As personal finance bloggers, we tend to always think our area is a high cost of living area, which may not always be true when compared to other places throughout the world. To discover where the cost of living truly is high, a group of bloggers got together and compared the cost of a few different grocery store staples, things like a dozen eggs and a gallon of milk, to find out where the cost of groceries is truly highest. The full results of this study can be seen below.
Of course “high cost of living” is also relative to how much money you make too, but that isn’t as easily comparable as not everyone is comfortable sharing that information with the world. 😉 But, we all know that one of the budget areas people tend to struggle with the most is keeping grocery costs under control.
Femme Frugality in Pittsburgh, PA, Laurie at The Frugal Farmer in Minnesota, Natalie at Budget and the Bees in Brooklyn, NY , Mrs. FW at Frugalwoods in Cambridge, MA, and myself in Kansas, put together our price lists for comparison. Here is what we found:
Overall, the price of the grocery staples we compared seems to be highest in Pittsburgh, PA and Brooklyn, NY. As one might expect, that is especially true for most meat products. In fact, only one product’s highest price was outside of these two areas.
On the low end of things, Kansas, Minnesota, and Cambridge, MA seemed to have the lowest grocery prices out of the places we compared. This does seem to make sense as generally these areas in the Midwest (KS and MN) are lower cost of living areas. We were somewhat surprised to see that Cambridge had such low grocery prices, maybe this helps to make up for the inflated prices they see in other areas that make up the cost of living, like housing.
Bargain and sale shopping does make a different in these prices as well and can greatly affect how much you spend on groceries each month. If you decide to hop around and view each blogger’s post, you’ll see that we all have tips to help you save on groceries.
My first tip for shoppers, at least in Pittsburgh, is shop the suburbs! I was amazed at how much more food cost in the city when I first moved here. These numbers were pulled from a city store, the cheaper of the two chains I usually use because of their “low” price. It’s not always possible to make a half hour drive to get what you need, but when you can, the savings can be astonishing.
My second tip is to know your stores. I use coupons. And I shop deals. But I don’t do either obsessively. I don’t have time for all that. I do know the stores in the area, though. I have two favorites. The rest have questionable food quality (did you hear about that Aldi’s and horse meat thing?) or are ridiculously over priced. The one I pulled data for has better food prices when things aren’t on sale. The other has higher food prices, but their sales are so good it’s insane. So I go through both circulars each week, seeing which staples are on sale. One trip will be to the sale store, the other to the lower regular price store.
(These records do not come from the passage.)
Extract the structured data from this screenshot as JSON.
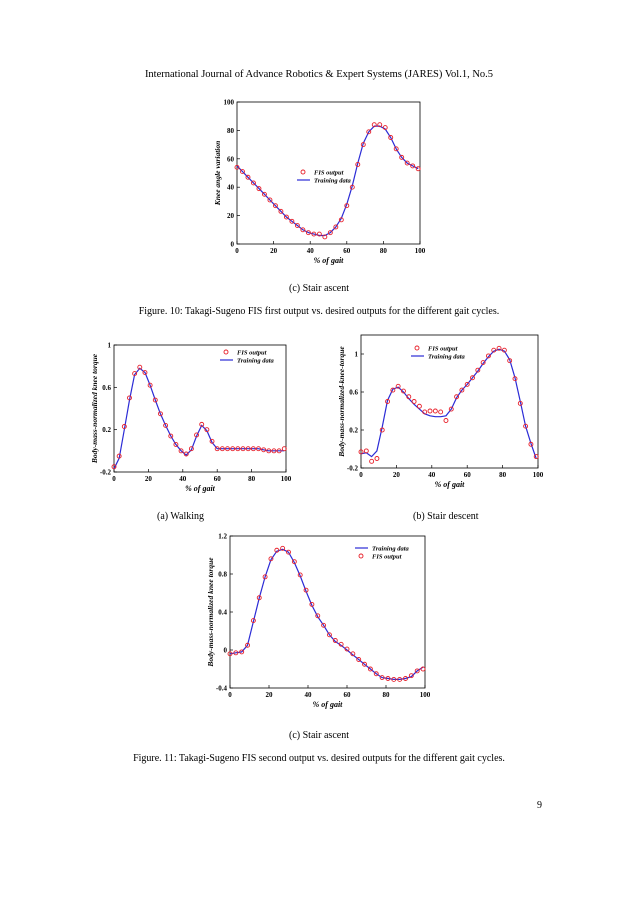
{
  "header": "International Journal of Advance Robotics & Expert Systems (JARES) Vol.1, No.5",
  "figure10": {
    "subcaption": "(c) Stair ascent",
    "caption": "Figure. 10: Takagi-Sugeno FIS first output vs. desired outputs for the different gait cycles."
  },
  "figure11": {
    "subcaption_a": "(a) Walking",
    "subcaption_b": "(b) Stair descent",
    "subcaption_c": "(c) Stair ascent",
    "caption": "Figure. 11: Takagi-Sugeno FIS second output vs. desired outputs for the different gait cycles."
  },
  "page_number": "9",
  "colors": {
    "fis_output": "#e8202a",
    "training_data": "#2b2bd6"
  },
  "chart_data": [
    {
      "id": "fig10c",
      "type": "line",
      "xlabel": "% of gait",
      "ylabel": "Knee angle variation",
      "xlim": [
        0,
        100
      ],
      "ylim": [
        0,
        100
      ],
      "xticks": [
        0,
        20,
        40,
        60,
        80,
        100
      ],
      "yticks": [
        0,
        20,
        40,
        60,
        80,
        100
      ],
      "legend": "center-right",
      "series": [
        {
          "name": "FIS output",
          "style": "markers",
          "x": [
            0,
            3,
            6,
            9,
            12,
            15,
            18,
            21,
            24,
            27,
            30,
            33,
            36,
            39,
            42,
            45,
            48,
            51,
            54,
            57,
            60,
            63,
            66,
            69,
            72,
            75,
            78,
            81,
            84,
            87,
            90,
            93,
            96,
            99
          ],
          "y": [
            54,
            51,
            47,
            43,
            39,
            35,
            31,
            27,
            23,
            19,
            16,
            13,
            10,
            8,
            7,
            7,
            5,
            8,
            12,
            17,
            27,
            40,
            56,
            70,
            79,
            84,
            84,
            82,
            75,
            67,
            61,
            57,
            55,
            53
          ]
        },
        {
          "name": "Training data",
          "style": "line",
          "x": [
            0,
            3,
            6,
            9,
            12,
            15,
            18,
            21,
            24,
            27,
            30,
            33,
            36,
            39,
            42,
            45,
            48,
            51,
            54,
            57,
            60,
            63,
            66,
            69,
            72,
            75,
            78,
            81,
            84,
            87,
            90,
            93,
            96,
            99
          ],
          "y": [
            55,
            51,
            47,
            43,
            39,
            35,
            31,
            27,
            23,
            19,
            16,
            13,
            10,
            8,
            7,
            6,
            6,
            8,
            12,
            18,
            28,
            41,
            57,
            71,
            79,
            83,
            83,
            81,
            75,
            67,
            61,
            57,
            55,
            53
          ]
        }
      ]
    },
    {
      "id": "fig11a",
      "type": "line",
      "xlabel": "% of gait",
      "ylabel": "Body-mass-normalized knee torque",
      "xlim": [
        0,
        100
      ],
      "ylim": [
        -0.2,
        1
      ],
      "xticks": [
        0,
        20,
        40,
        60,
        80,
        100
      ],
      "yticks": [
        -0.2,
        0.2,
        0.6,
        1
      ],
      "legend": "top-right",
      "series": [
        {
          "name": "FIS output",
          "style": "markers",
          "x": [
            0,
            3,
            6,
            9,
            12,
            15,
            18,
            21,
            24,
            27,
            30,
            33,
            36,
            39,
            42,
            45,
            48,
            51,
            54,
            57,
            60,
            63,
            66,
            69,
            72,
            75,
            78,
            81,
            84,
            87,
            90,
            93,
            96,
            99
          ],
          "y": [
            -0.15,
            -0.05,
            0.23,
            0.5,
            0.73,
            0.79,
            0.74,
            0.62,
            0.48,
            0.35,
            0.24,
            0.14,
            0.06,
            0.0,
            -0.03,
            0.02,
            0.15,
            0.25,
            0.2,
            0.09,
            0.02,
            0.02,
            0.02,
            0.02,
            0.02,
            0.02,
            0.02,
            0.02,
            0.02,
            0.01,
            0.0,
            0.0,
            0.0,
            0.02
          ]
        },
        {
          "name": "Training data",
          "style": "line",
          "x": [
            0,
            3,
            6,
            9,
            12,
            15,
            18,
            21,
            24,
            27,
            30,
            33,
            36,
            39,
            42,
            45,
            48,
            51,
            54,
            57,
            60,
            63,
            66,
            69,
            72,
            75,
            78,
            81,
            84,
            87,
            90,
            93,
            96,
            99
          ],
          "y": [
            -0.17,
            -0.07,
            0.2,
            0.48,
            0.72,
            0.78,
            0.74,
            0.62,
            0.48,
            0.35,
            0.24,
            0.14,
            0.06,
            0.0,
            -0.04,
            0.01,
            0.14,
            0.24,
            0.19,
            0.08,
            0.02,
            0.02,
            0.02,
            0.02,
            0.02,
            0.02,
            0.02,
            0.02,
            0.02,
            0.01,
            0.0,
            0.0,
            0.0,
            0.0
          ]
        }
      ]
    },
    {
      "id": "fig11b",
      "type": "line",
      "xlabel": "% of gait",
      "ylabel": "Body-mass-normalized-knee-torque",
      "xlim": [
        0,
        100
      ],
      "ylim": [
        -0.2,
        1.2
      ],
      "xticks": [
        0,
        20,
        40,
        60,
        80,
        100
      ],
      "yticks": [
        -0.2,
        0.2,
        0.6,
        1
      ],
      "legend": "top-center",
      "series": [
        {
          "name": "FIS output",
          "style": "markers",
          "x": [
            0,
            3,
            6,
            9,
            12,
            15,
            18,
            21,
            24,
            27,
            30,
            33,
            36,
            39,
            42,
            45,
            48,
            51,
            54,
            57,
            60,
            63,
            66,
            69,
            72,
            75,
            78,
            81,
            84,
            87,
            90,
            93,
            96,
            99
          ],
          "y": [
            -0.03,
            -0.02,
            -0.13,
            -0.1,
            0.2,
            0.5,
            0.62,
            0.66,
            0.61,
            0.55,
            0.5,
            0.45,
            0.39,
            0.4,
            0.4,
            0.39,
            0.3,
            0.42,
            0.55,
            0.62,
            0.68,
            0.75,
            0.83,
            0.91,
            0.98,
            1.04,
            1.06,
            1.04,
            0.93,
            0.74,
            0.48,
            0.24,
            0.05,
            -0.08
          ]
        },
        {
          "name": "Training data",
          "style": "line",
          "x": [
            0,
            3,
            6,
            9,
            12,
            15,
            18,
            21,
            24,
            27,
            30,
            33,
            36,
            39,
            42,
            45,
            48,
            51,
            54,
            57,
            60,
            63,
            66,
            69,
            72,
            75,
            78,
            81,
            84,
            87,
            90,
            93,
            96,
            99
          ],
          "y": [
            -0.05,
            -0.04,
            -0.08,
            -0.02,
            0.23,
            0.51,
            0.63,
            0.65,
            0.6,
            0.53,
            0.47,
            0.42,
            0.37,
            0.35,
            0.34,
            0.34,
            0.35,
            0.42,
            0.54,
            0.62,
            0.68,
            0.75,
            0.82,
            0.9,
            0.97,
            1.03,
            1.05,
            1.03,
            0.94,
            0.75,
            0.5,
            0.24,
            0.06,
            -0.1
          ]
        }
      ]
    },
    {
      "id": "fig11c",
      "type": "line",
      "xlabel": "% of gait",
      "ylabel": "Body-mass-normalized knee torque",
      "xlim": [
        0,
        100
      ],
      "ylim": [
        -0.4,
        1.2
      ],
      "xticks": [
        0,
        20,
        40,
        60,
        80,
        100
      ],
      "yticks": [
        -0.4,
        0,
        0.4,
        0.8,
        1.2
      ],
      "legend": "top-right",
      "series": [
        {
          "name": "Training data",
          "style": "line",
          "x": [
            0,
            3,
            6,
            9,
            12,
            15,
            18,
            21,
            24,
            27,
            30,
            33,
            36,
            39,
            42,
            45,
            48,
            51,
            54,
            57,
            60,
            63,
            66,
            69,
            72,
            75,
            78,
            81,
            84,
            87,
            90,
            93,
            96,
            99
          ],
          "y": [
            -0.04,
            -0.03,
            -0.02,
            0.05,
            0.3,
            0.55,
            0.77,
            0.95,
            1.04,
            1.06,
            1.03,
            0.92,
            0.78,
            0.62,
            0.47,
            0.35,
            0.26,
            0.16,
            0.09,
            0.05,
            0.0,
            -0.05,
            -0.1,
            -0.15,
            -0.2,
            -0.25,
            -0.29,
            -0.3,
            -0.31,
            -0.31,
            -0.3,
            -0.28,
            -0.22,
            -0.18
          ]
        },
        {
          "name": "FIS output",
          "style": "markers",
          "x": [
            0,
            3,
            6,
            9,
            12,
            15,
            18,
            21,
            24,
            27,
            30,
            33,
            36,
            39,
            42,
            45,
            48,
            51,
            54,
            57,
            60,
            63,
            66,
            69,
            72,
            75,
            78,
            81,
            84,
            87,
            90,
            93,
            96,
            99
          ],
          "y": [
            -0.04,
            -0.03,
            -0.02,
            0.05,
            0.31,
            0.55,
            0.77,
            0.96,
            1.05,
            1.07,
            1.03,
            0.93,
            0.79,
            0.63,
            0.48,
            0.36,
            0.26,
            0.16,
            0.1,
            0.06,
            0.01,
            -0.04,
            -0.1,
            -0.15,
            -0.2,
            -0.25,
            -0.29,
            -0.3,
            -0.31,
            -0.31,
            -0.3,
            -0.27,
            -0.22,
            -0.2
          ]
        }
      ]
    }
  ]
}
I’m sure I’ve missed a deal or two, but I’ve also managed to keep our sanity while maintaining our budget.
Also, the husband wants me to mention that food is not taxed in PA. He’s curious if that leads to higher food prices. I have no idea. But it’s a thought.
I hope you enjoyed our grocery cost comparison. We really enjoyed putting it together for you and we hope you’ll take the time to learn how each of us save money on groceries.
How do you save money on groceries? How does your area compare price-wise with all of ours?